Femme de Calama, portant une photo d'une de ses proches «disparues» © AI
Femme de Calama, portant une photo d'une de ses proches «disparues» © AI

MAGAZINE AMNESTY Chili Contre l'impunité des tortionnaires

Article paru dans le magazine «Amnistie!», publié par la Section suisse d'Amnesty International, novembre 2004
Reconnaître les violations des droits humains sous le régime du général Pinochet est un travail de longue haleine. Surtout si les autorités actuelles n’y mettent pas vraiment du leur. Rencontre avec un ancien exilé chilien, José Manuel Lira Morales.
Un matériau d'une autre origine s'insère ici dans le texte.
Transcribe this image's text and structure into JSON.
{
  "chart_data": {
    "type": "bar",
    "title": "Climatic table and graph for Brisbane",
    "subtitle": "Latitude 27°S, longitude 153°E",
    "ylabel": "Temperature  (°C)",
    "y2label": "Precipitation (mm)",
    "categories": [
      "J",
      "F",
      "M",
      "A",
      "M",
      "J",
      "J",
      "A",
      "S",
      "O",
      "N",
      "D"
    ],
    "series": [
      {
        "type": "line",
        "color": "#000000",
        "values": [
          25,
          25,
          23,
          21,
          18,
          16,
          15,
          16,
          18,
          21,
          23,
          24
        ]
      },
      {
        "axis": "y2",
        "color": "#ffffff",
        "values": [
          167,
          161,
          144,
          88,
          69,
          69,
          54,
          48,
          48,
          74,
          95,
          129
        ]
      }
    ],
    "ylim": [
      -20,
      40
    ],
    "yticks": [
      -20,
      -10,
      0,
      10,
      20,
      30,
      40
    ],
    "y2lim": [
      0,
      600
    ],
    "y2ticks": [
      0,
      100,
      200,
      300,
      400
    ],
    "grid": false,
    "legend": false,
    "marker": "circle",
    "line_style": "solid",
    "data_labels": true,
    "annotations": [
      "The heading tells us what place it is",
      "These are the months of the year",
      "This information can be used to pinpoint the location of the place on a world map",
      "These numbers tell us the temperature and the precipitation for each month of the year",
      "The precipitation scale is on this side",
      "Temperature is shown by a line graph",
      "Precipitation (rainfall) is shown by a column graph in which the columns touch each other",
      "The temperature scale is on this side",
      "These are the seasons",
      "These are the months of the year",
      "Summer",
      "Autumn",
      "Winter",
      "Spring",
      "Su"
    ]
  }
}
«Les faits les plus obscurs de nos peuples doivent être traités en pleine lumière.» Cette phrase du poète Pablo Neruda résume assez bien le propos du porte-parole du Groupement des ex-prisonniers politiques de la dictature du général Pinochet, José Manuel Lira Morales. A 56 ans, cet ancien exilé, rentré au pays en 1985, est venu en Suisse fin septembre parler de son action en faveur des droits humains au Chili. Son combat : la reconnaissance des crimes commis sous le régime Pinochet dès septembre 1973 et la lutte contre l’impunité des tortionnaires. Avec pour lui sa seule parole.

Trop peu de condamnations

Les faits les plus obscurs, José Manuel Lira Morales les connaît trop bien: un million d’exilés, 250000 prisonniers politiques et, selon les chiffres officiels, 1150 «disparus». Plutôt 3500, selon lui. Reste que le problème principal ne réside pas vraiment dans les chiffres, mais du côté de la lumière. Le militant chilien critique l’attitude des gouvernements de l’après-Pinochet, une attitude qu'il juge un peu trop bienveillante à l’égard des ex-tortionnaires. Et ce n’est pas le processus de réconciliation nationale et de vérité lancé par ces gouvernements qui trouve grâce à ses yeux. Au contraire, «dans des commissions où le peuple ne participe pas, d’anciens tortionnaires réapparaissent et encouragent une falsification de la vérité».
D’ailleurs, lorsque procès il y a, aucun jugement n’est prononcé, les juges préférant négocier avec les ex-tortionnaires l’accès à des informations secrètes sur des personnes exécutées ou torturées. Ainsi, des 300 militaires amenés devant les tribunaux de la justice chilienne, José Manuel Lira Morales compte bien peu de condamnations. Pendant ce temps, les victimes et leurs familles attendent.

La vérité par la mémoire

Ce combat contre l’impunité des tortionnaires et la reconnaissance devant la justice des crimes de la dictature reste de toute façon un enjeu secondaire pour le gouvernement actuel, «qui ne pense qu’à appliquer une politique économique ultra-libérale et ainsi donner des gages de modernité aux investisseurs étrangers». Or, comme José Manuel Lira Morales le dit, «ce n’est pas avec une politique pareille qui déstabilise des pans entiers de la population que la réunification du peuple chilien avancera, elle passe d’abord par la mémoire et le coeur.»
Et puisque le gouvernement rechigne à faire ce travail, c’est la société civile chilienne qui met désormais tout son coeur à l’ouvrage pour recomposer la mémoire de celles et ceux qui ont connu les pires affres du régime Pinochet.
La mobilisation s’active, à l’image de l’Assemblée chilienne des droits humains, qui réunit plus de 1000 organisations dont celle de José Manuel Lira Morales. Celleci coordonne aujourd’hui un immense travail de collecte et de mémoire autour de la question des femmes et des hommes emprisonnés, «disparus», torturés ou exilés. Elle contribue de la sorte à donner une voix aux absents du processus officiel de réconciliation nationale, une « expression politique» pour faire passer leurs revendications. Lesquelles? Pour commencer, une pension minimum aux survivants et survivantes de la dictature ou leur famille, mais surtout et vite, la création d’une commission qui parle vraiment de droits humains et puisse faire ainsi, en pleine lumière, l’indispensable travail de mémoire. Bref, il faut enfin «ouvrir les archives de papier et de parole pour que l’Etat chilien reconnaisse qu’il a été un jour un criminel ».